Yong Phui S Au, Ke Yuhe, Kok Eunice J Y, Tan Brenda P Y, Kadir Hanis Abdul, Abdullah Hairil R
Division of Anaesthesiology and Perioperative Medicine, Singapore General Hospital, Singapore, Singapore.
Duke-NUS Medical School, Singapore, Singapore.
Can J Anaesth. 2024 Mar;71(3):353-366. doi: 10.1007/s12630-023-02676-z. Epub 2024 Jan 5.
Preoperative anemia is associated with poor postoperative outcomes. Older patients have limited physiologic reserves, which renders them vulnerable to the stress of major abdominal surgery. We aimed to determine if the severity of preoperative anemia is associated with early postoperative morbidity among older patients undergoing major abdominal surgery.
Ethics approval was obtained from SingHealth Centralized Institutional Review Board. This is a prospective observational study conducted in the preoperative anesthesia clinic of a tertiary Singapore hospital from 2017 to 2021. Patient demographic data, comorbidities, and intraoperative details were collected. Outcome measures included blood transfusions, complications according to the Postoperative Morbidity Survey, days alive and out of hospital (DaOH), length of hospital stay, and mortality.

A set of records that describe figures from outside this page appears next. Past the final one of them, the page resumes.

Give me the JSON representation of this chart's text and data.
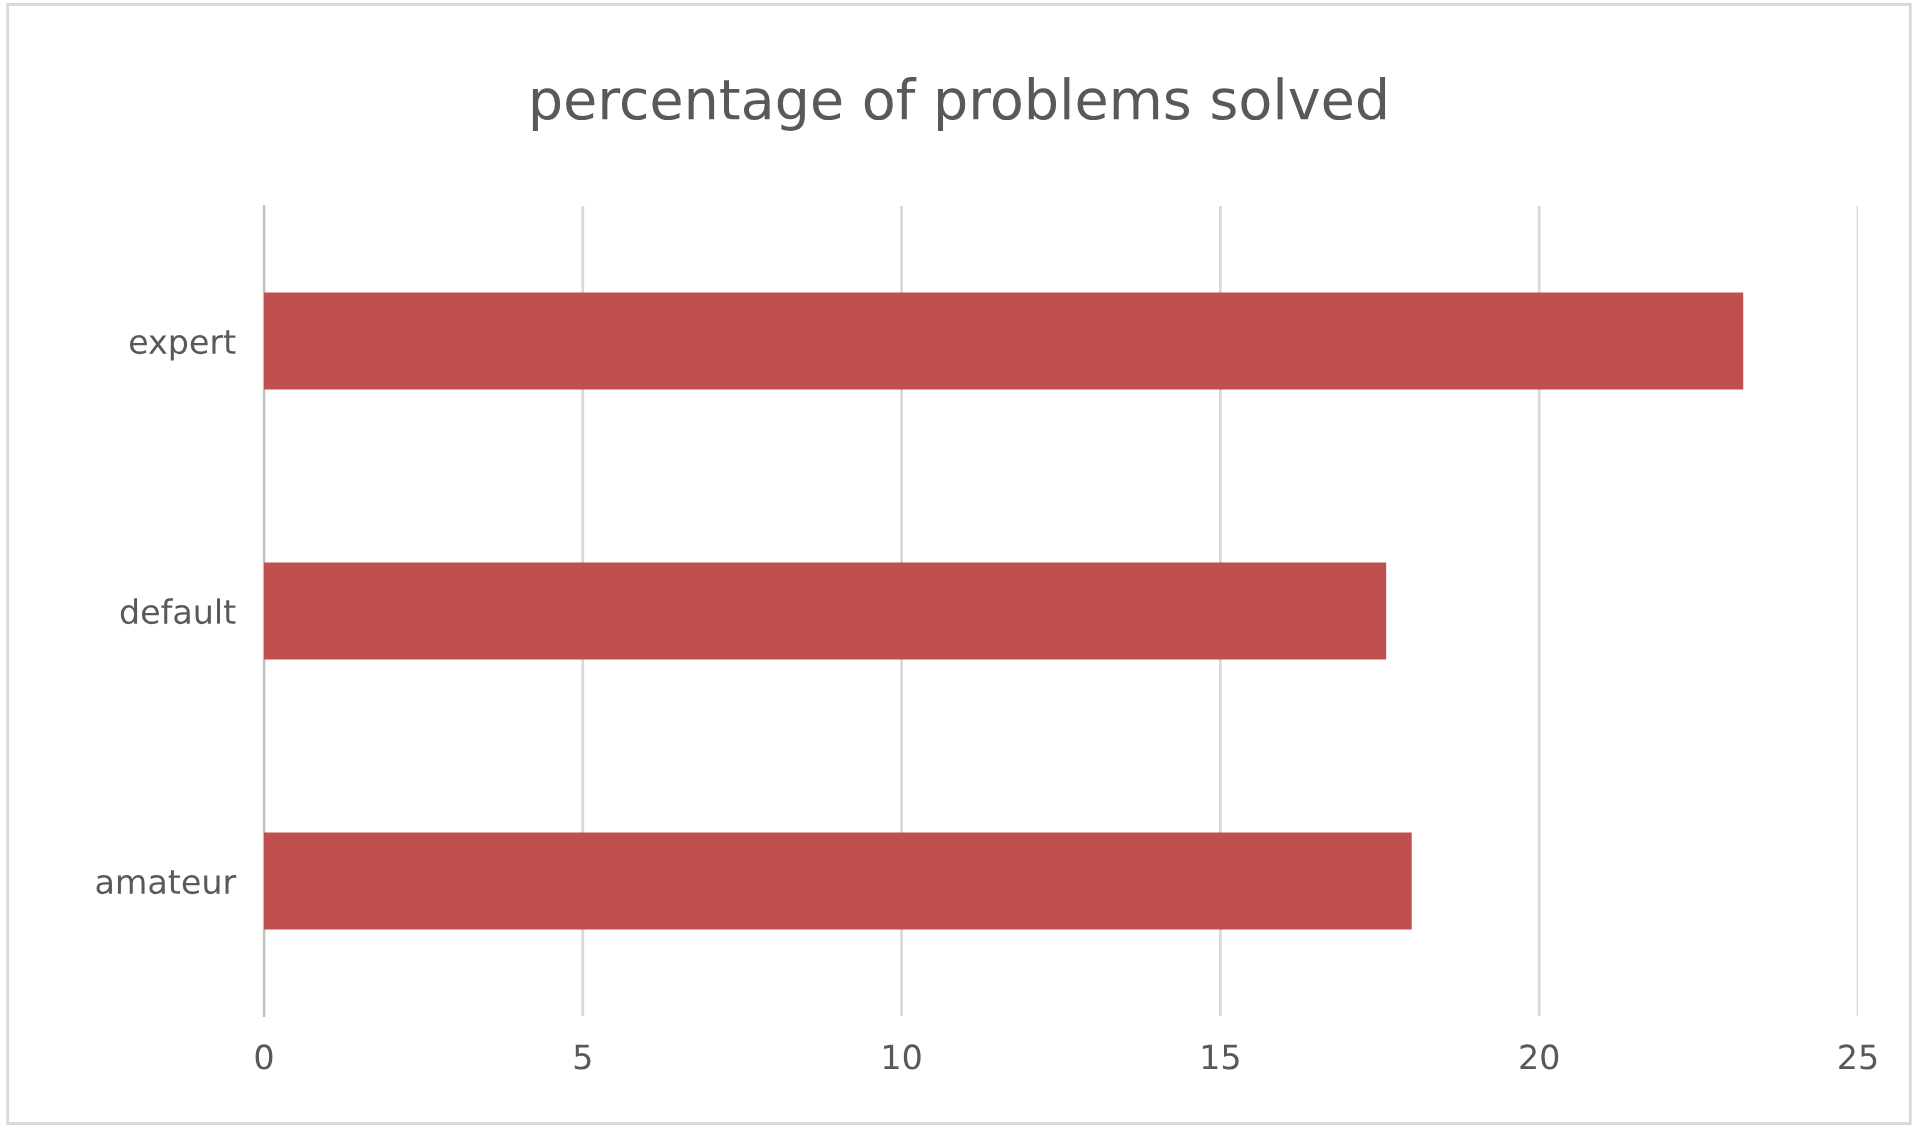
{
  "chart_data": {
    "type": "bar",
    "orientation": "horizontal",
    "title": "percentage of problems solved",
    "categories": [
      "expert",
      "default",
      "amateur"
    ],
    "values": [
      23.2,
      17.6,
      18.0
    ],
    "color": "#c0504d",
    "xlim": [
      0,
      25
    ],
    "xticks": [
      0,
      5,
      10,
      15,
      20,
      25
    ],
    "grid": "x",
    "legend": false
  }
}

A total of 469 patients were analyzed, 37.5% of whom had preoperative anemia (serum hemoglobin of < 13 g·dL in males and < 12 g·dL in females). Anemia was significantly associated with older age, a higher age-adjusted Comprehensive Complication Index score, a higher incidence of diabetes mellitus, and a higher proportion of patients with an American Society of Anesthesiologists Physical Status of III or IV. The severity of anemia was associated with the presence of early postoperative morbidity at day 5, increased blood transfusions, longer length of hospital stay, and fewer DaOH at 30 days and six months.
Anemia is significantly associated with poorer postoperative outcomes in the older population. The impact of anemia on postoperative outcomes could be further evaluated with quality of life indicators, patient-reported outcome measures, and health economic tools.
术前贫血与术后不良结局相关。老年患者的生理储备有限,这使他们易受腹部大手术应激的影响。我们旨在确定术前贫血的严重程度是否与接受腹部大手术的老年患者术后早期发病率相关。
获得新加坡健康集团中央机构审查委员会的伦理批准。这是一项前瞻性观察性研究,于2017年至2021年在新加坡一家三级医院的术前麻醉诊所进行。收集患者的人口统计学数据、合并症和术中细节。结局指标包括输血情况、根据术后发病率调查的并发症、存活且出院天数(DaOH)、住院时间和死亡率。
共分析了469例患者,其中37.5%有术前贫血(男性血清血红蛋白<13 g·dL,女性<12 g·dL)。贫血与老年、年龄调整后的综合并发症指数评分较高、糖尿病发病率较高以及美国麻醉医师协会身体状况为III或IV级的患者比例较高显著相关。贫血的严重程度与术后第5天早期发病率的存在、输血增加、住院时间延长以及30天和6个月时较少的DaOH相关。
贫血与老年人群较差的术后结局显著相关。贫血对术后结局的影响可以通过生活质量指标、患者报告的结局测量和健康经济工具进一步评估。